Effort launched to spread Chelsea’s Law
By James R. Riffel
(CNS) – The father of slain Poway High School senior Chelsea King and an ex-assemblyman announced Friday an effort to spread components of California’s Chelsea’s Law to five other states.
Brent King, the father of Chelsea King, and Nathan Fletcher want to take the heart of the law, imprisoning for life those who commit certain violent sexual crimes against children, to states that don’t have such stiff punishment.
King has formed a nonprofit, Chelsea’s Shield, to lead the legislative effort.

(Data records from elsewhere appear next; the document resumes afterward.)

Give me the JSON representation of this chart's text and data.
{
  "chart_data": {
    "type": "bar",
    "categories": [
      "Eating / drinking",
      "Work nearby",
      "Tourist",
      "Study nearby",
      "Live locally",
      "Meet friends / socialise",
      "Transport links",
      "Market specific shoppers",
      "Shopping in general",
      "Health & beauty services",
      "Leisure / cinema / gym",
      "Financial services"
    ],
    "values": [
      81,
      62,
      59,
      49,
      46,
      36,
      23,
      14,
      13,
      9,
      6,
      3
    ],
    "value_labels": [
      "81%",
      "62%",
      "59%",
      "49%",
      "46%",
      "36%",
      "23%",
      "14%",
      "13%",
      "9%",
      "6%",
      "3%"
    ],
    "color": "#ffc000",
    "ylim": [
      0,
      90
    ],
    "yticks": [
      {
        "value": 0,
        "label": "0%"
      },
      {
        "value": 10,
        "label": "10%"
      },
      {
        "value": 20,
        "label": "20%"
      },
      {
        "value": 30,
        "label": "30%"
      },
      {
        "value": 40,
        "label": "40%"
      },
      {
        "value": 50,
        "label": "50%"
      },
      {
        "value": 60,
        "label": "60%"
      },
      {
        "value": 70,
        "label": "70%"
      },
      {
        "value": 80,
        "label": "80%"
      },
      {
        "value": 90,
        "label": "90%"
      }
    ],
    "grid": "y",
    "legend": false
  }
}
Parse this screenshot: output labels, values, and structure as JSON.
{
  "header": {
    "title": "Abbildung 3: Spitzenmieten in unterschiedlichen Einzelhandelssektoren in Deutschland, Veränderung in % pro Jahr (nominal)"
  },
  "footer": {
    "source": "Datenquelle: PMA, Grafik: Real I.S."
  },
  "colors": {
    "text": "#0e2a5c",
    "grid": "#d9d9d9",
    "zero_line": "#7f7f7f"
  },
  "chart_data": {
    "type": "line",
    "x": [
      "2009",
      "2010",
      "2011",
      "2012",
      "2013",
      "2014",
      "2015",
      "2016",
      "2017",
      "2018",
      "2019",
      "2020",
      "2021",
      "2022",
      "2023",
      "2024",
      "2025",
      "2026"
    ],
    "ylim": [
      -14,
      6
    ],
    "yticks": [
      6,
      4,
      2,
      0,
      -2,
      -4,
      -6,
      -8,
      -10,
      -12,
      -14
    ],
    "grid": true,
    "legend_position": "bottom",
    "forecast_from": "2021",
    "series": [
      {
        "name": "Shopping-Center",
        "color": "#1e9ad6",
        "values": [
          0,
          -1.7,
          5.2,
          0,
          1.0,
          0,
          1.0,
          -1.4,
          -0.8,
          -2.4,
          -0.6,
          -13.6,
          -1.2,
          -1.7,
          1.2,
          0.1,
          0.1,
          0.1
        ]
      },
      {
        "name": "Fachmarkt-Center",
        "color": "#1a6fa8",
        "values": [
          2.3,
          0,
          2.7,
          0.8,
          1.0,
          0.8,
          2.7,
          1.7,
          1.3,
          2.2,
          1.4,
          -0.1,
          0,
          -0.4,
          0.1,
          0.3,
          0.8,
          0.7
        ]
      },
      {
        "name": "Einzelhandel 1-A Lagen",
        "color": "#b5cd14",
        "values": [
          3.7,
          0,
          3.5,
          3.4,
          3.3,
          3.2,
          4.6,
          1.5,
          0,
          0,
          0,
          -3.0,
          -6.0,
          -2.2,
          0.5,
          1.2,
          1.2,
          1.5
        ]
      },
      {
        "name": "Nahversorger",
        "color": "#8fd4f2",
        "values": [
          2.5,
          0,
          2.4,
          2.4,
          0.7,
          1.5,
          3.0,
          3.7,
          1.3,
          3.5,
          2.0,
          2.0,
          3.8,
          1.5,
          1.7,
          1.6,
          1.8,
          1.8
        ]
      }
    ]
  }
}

Legislation has been introduced in Illinois and Texas, and could be introduced in Ohio next week, said Robin Liszewski of the Chelsea’s Light Foundation. Efforts are also being mounted in Massachusetts and Utah, she said.
Chelsea King, 17, was murdered in 2010 by a convicted sex offender, who later admitted to killing a second girl, Amber Dubois of Escondido, one year earlier.
“We chose the bellwether states, we chose states the rest of the country follows,” King said. “So California is the first one, everybody pays attention to Texas, Illinois — that’s our home state right now, and Ohio is one that was begging us to come there.”
He said he wants to eventually take the legislation to all 50 states.
Fletcher, who authored Chelsea’s Law while in the Legislature, said it appears to be working to lengthen sentences for “the worst of the worst” offenders.
“Implementation, enforcement are what really matter,” said Fletcher, who now works for Qualcomm.
They released a report on the impact of Chelsea’s Law. The study found that between September 2011 and August 2012, 22 defendants were charged under provisions of Chelsea’s Law in San Diego County. The eight cases that have been resolved resulted in longer prison sentences than there would be have been before the law was enacted, the report said.
Brent and his wife, Kelly, are in San Diego for the annual Finish Chelsea’s Run 5K, scheduled for Saturday morning along the streets and neighborhoods on the west side of Balboa Park. They said around 6,000 people have signed up.